Alguma alma caridosa do condomínio em que moro costuma pôr pequenas crônicas motivacionais no quadro de avisos do elevador — geralmente trocando o texto uma vez por semana. São breves exortações bem-intencionadas, produzidas por um desses gurus engravatados da vida corporativa que, hoje, são mais fáceis de se achar por aí do que fungo em madeira podre, sempre falando como é importante dar duro, ser honesto, tratar bem o cliente, liderar para a vitória, blá-blá-blá, e amar o que se faz. Um texto recente lembrava que “você passa as melhores horas dos melhores anos da sua vida no trabalho” e tentava fazer isso parecer uma coisa boa, como se não fosse, na verdade, uma das constatações mais deprimentes já escritas desde que Jean-Paul Sartre pôs o ponto final em A Náusea.

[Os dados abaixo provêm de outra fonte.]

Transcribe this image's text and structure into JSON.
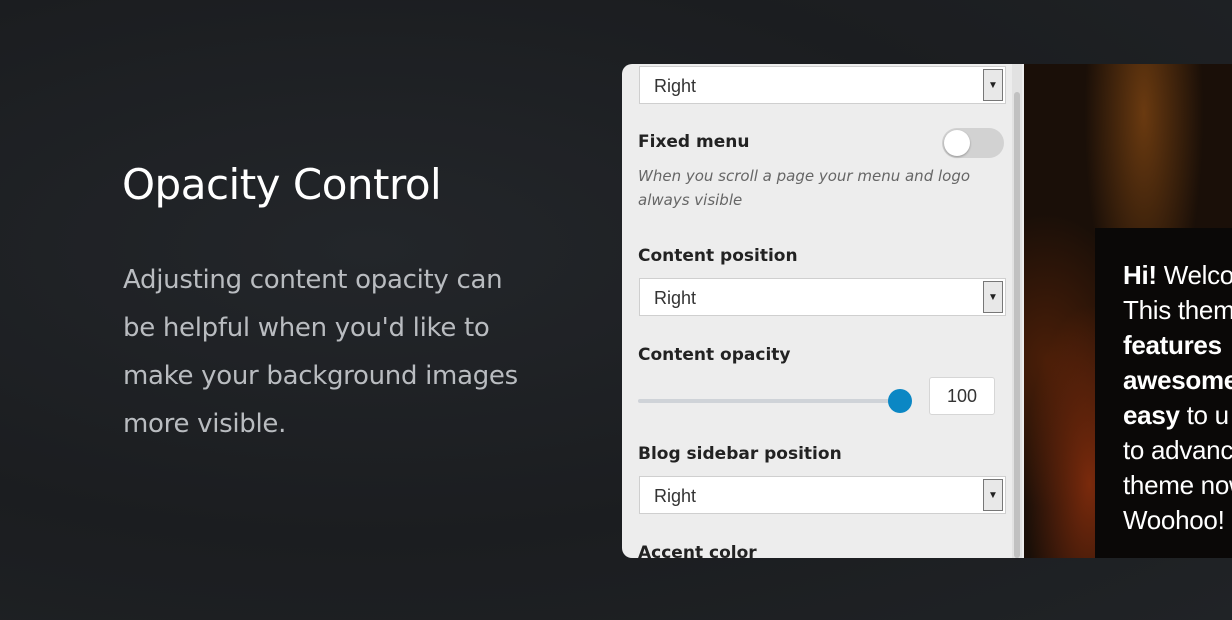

O que me deixou pensando na relação das pessoas com o trabalho, e em como fomos todos fraudados pelas promessas de transformação profissional que ouvimos lá nos longínquos anos 1980. Ou talvez fossem mais antigas? Eu me lembro delas nos anos 1980, mas até aí, eu não pensava muito em trabalho antes disso.
Mas, enfim: até algum momento do passado, havia uma distinção entre “trabalho” e “vida”. Trabalho era uma coisa que você fazia — varrer o chão, lavar pratos, apertar parafusos, contar dinheiro — e vida era o que você era: pai amoroso, marido carinhoso, zagueiro do time de várzea.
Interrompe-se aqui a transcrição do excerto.